Burada Büyük İpek yolundan bahsettiler. Bu gerçekten global önem taşıyan bir projedir. Ne var ki Büyük İpek yolu ortaçağda çok büyük rol oynamıştır. Şimdi, Avrupa Birliği'nin bu çalışmada yer aldığı ve TRACECA programını öne sürdüğü, ardından Büyük İpek yolunun canlandırılmasına ilişkin ortak bir proje öne sürdüğümüz bir zamanda ise bunun ne tür sonuçlar sağladığını biliyoruz. Özbekistan temsilcisi bir konuşma yaptı ve şimdi mesafenin ne kadar kısaldığını ve doğal olarak, taşımaların maliyetinin bir hayli azaldığını söyledi. Artık onlar kendi yüklerini bu yol üzerinden taşıyorlar.

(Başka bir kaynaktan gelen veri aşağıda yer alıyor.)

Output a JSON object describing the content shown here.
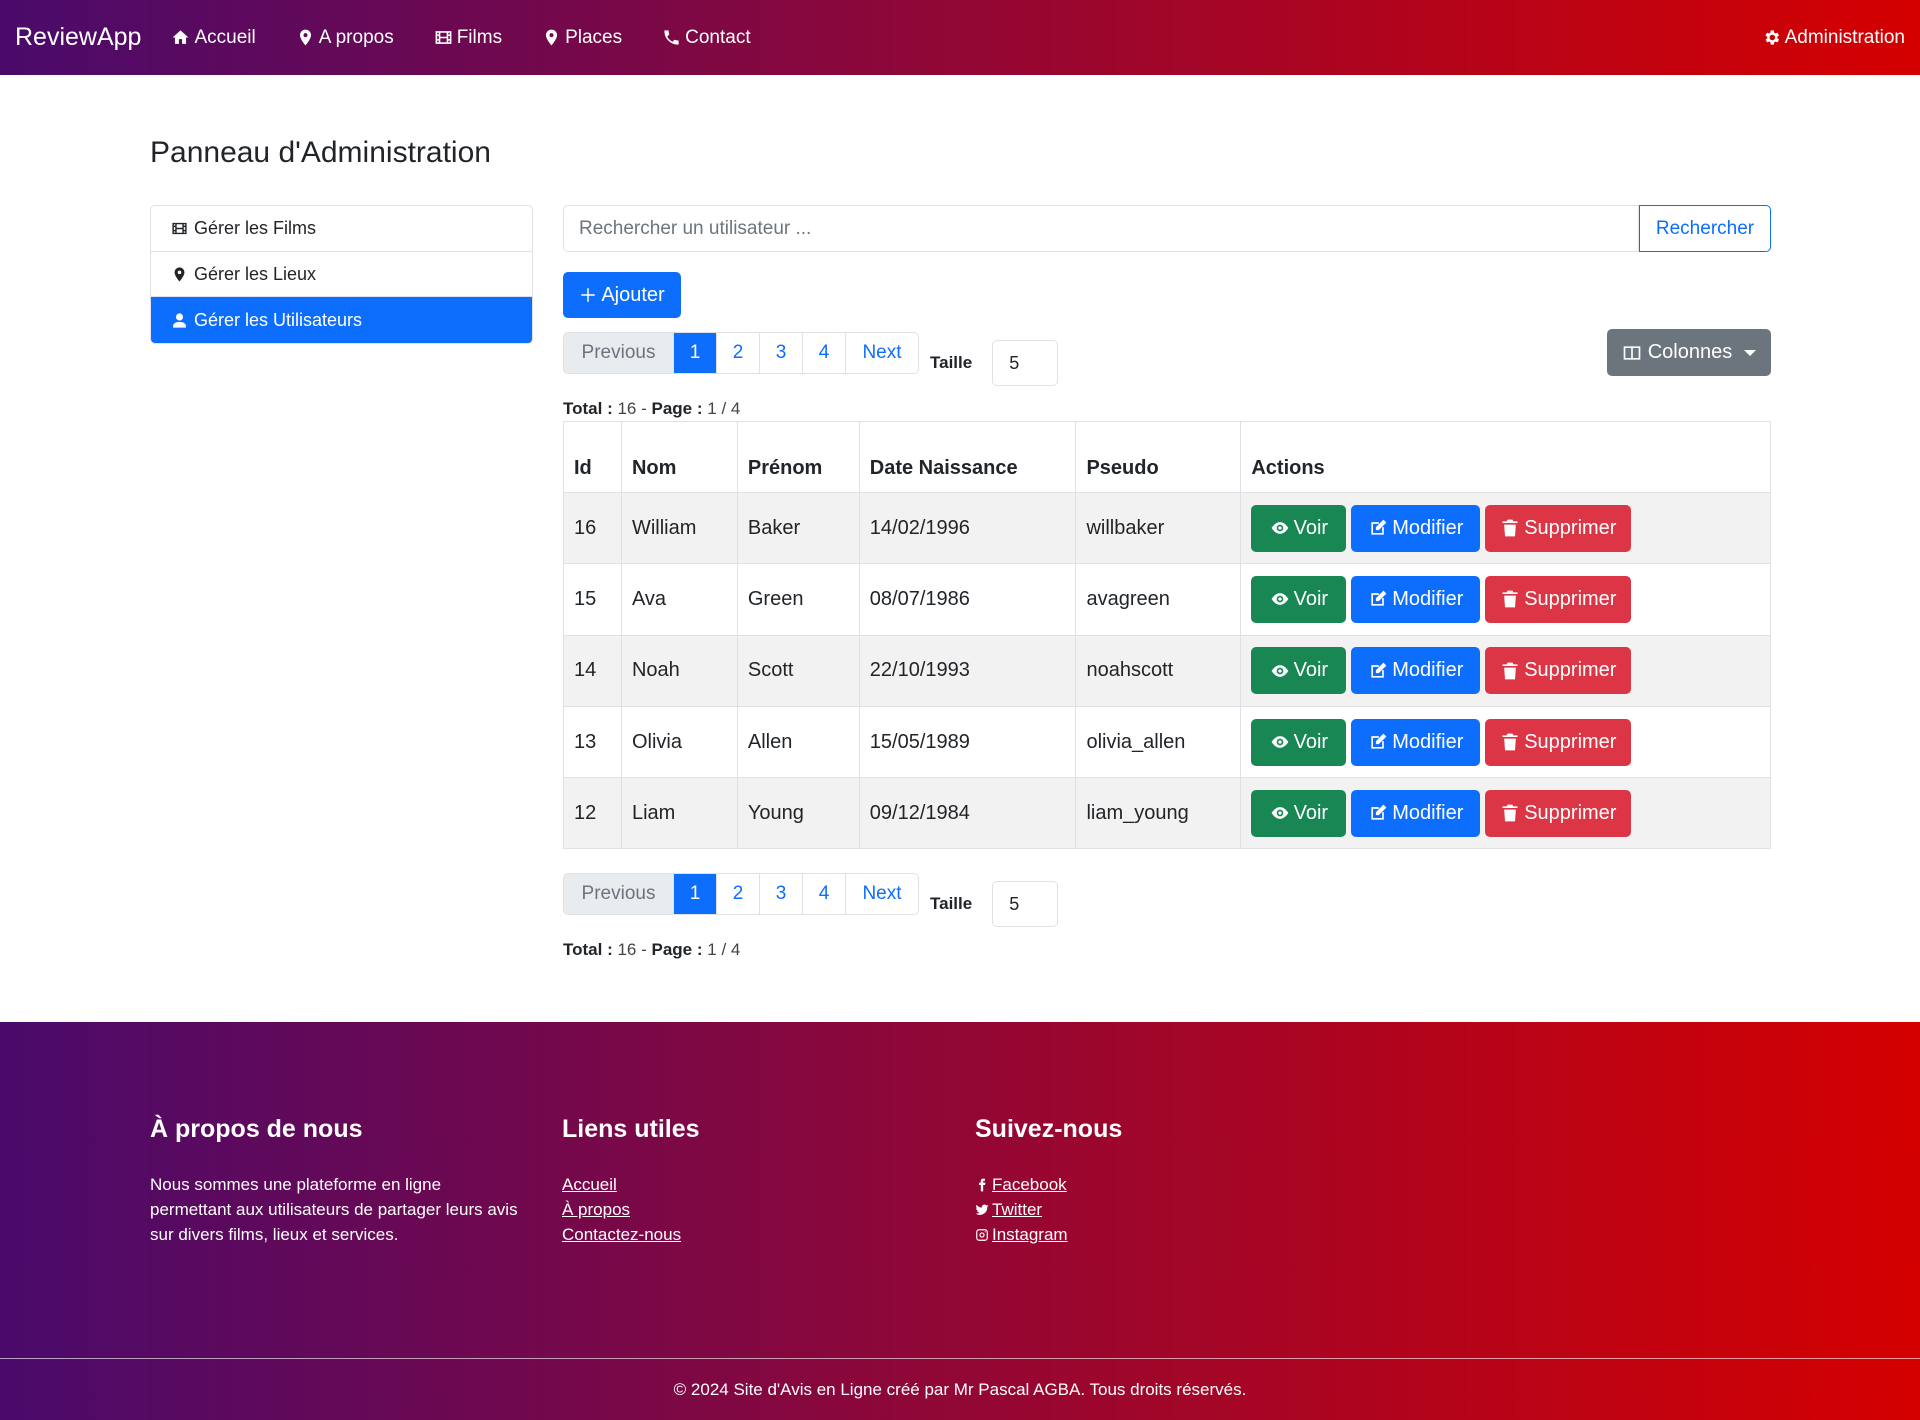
{
  "navbar": {
    "brand": "ReviewApp",
    "links": [
      "Accueil",
      "A propos",
      "Films",
      "Places",
      "Contact"
    ],
    "admin": "Administration"
  },
  "page": {
    "title": "Panneau d'Administration"
  },
  "sidebar": {
    "items": [
      {
        "label": "Gérer les Films",
        "icon": "film-icon"
      },
      {
        "label": "Gérer les Lieux",
        "icon": "map-marker-icon"
      },
      {
        "label": "Gérer les Utilisateurs",
        "icon": "user-icon",
        "active": true
      }
    ]
  },
  "search": {
    "placeholder": "Rechercher un utilisateur ...",
    "button": "Rechercher"
  },
  "add_button": "Ajouter",
  "columns_button": "Colonnes",
  "pagination": {
    "previous": "Previous",
    "pages": [
      "1",
      "2",
      "3",
      "4"
    ],
    "current": "1",
    "next": "Next",
    "size_label": "Taille",
    "size_value": "5"
  },
  "totals": {
    "total_label": "Total :",
    "total": "16",
    "page_label": "Page :",
    "page": "1 / 4"
  },
  "table": {
    "headers": [
      "Id",
      "Nom",
      "Prénom",
      "Date Naissance",
      "Pseudo",
      "Actions"
    ],
    "rows": [
      [
        "16",
        "William",
        "Baker",
        "14/02/1996",
        "willbaker"
      ],
      [
        "15",
        "Ava",
        "Green",
        "08/07/1986",
        "avagreen"
      ],
      [
        "14",
        "Noah",
        "Scott",
        "22/10/1993",
        "noahscott"
      ],
      [
        "13",
        "Olivia",
        "Allen",
        "15/05/1989",
        "olivia_allen"
      ],
      [
        "12",
        "Liam",
        "Young",
        "09/12/1984",
        "liam_young"
      ]
    ],
    "actions": {
      "view": "Voir",
      "edit": "Modifier",
      "delete": "Supprimer"
    }
  },
  "footer": {
    "about_title": "À propos de nous",
    "about_text": "Nous sommes une plateforme en ligne permettant aux utilisateurs de partager leurs avis sur divers films, lieux et services.",
    "links_title": "Liens utiles",
    "links": [
      "Accueil",
      "À propos",
      "Contactez-nous"
    ],
    "social_title": "Suivez-nous",
    "social": [
      " Facebook",
      " Twitter",
      " Instagram"
    ],
    "copyright": "© 2024 Site d'Avis en Ligne créé par Mr Pascal AGBA. Tous droits réservés."
  },
  "colors": {
    "primary": "#0d6efd",
    "success": "#198754",
    "danger": "#dc3545",
    "secondary": "#6c757d",
    "gradient_start": "#4a0a6b",
    "gradient_end": "#d40000"
  }
}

Bu, yalnız bir başlangıçtır, 1998 yılında biz burada geniş bir konferans - Büyük İpek yolunun restorasyonu konulu ilk uluslararası konferansa ev sahipliği yaptık. Konferansta Japonya ve Çin'den tutun Avrupa'da İspanya'ya kadar 32 ülke temsil olunmuştu. 15 uluslararası örgüt sözleşme imzaladı, bu kuruluşun daimi sekreteryası vardır, bu sekreterya Bakü'de bulunuyor. Bu da çok perspektifli bir projedir. Yeri gelmişken, ben burada Bolgarıstan, Romanya ve diğer ülkelerin temsilcilerini görüyorum. Bolgarıstan, Romanya Cumhurbaşkanları da buraya gelmişlerdi, biz bu konferansı beraber yaptık.

Kısacası, büyük olanaklar sağlanmıştır. Bu olanakların verimli değerlendirilmesi için çok aktif olarak çalışmalıyız. Size esenlikler dilerim. Lütfen, benim en iyi dileklerimi halklarınıza, devletlerinize ve cumhurbaşkanlarınıza iletiniz. Görüşme için teşekkür ederim. İyi günler.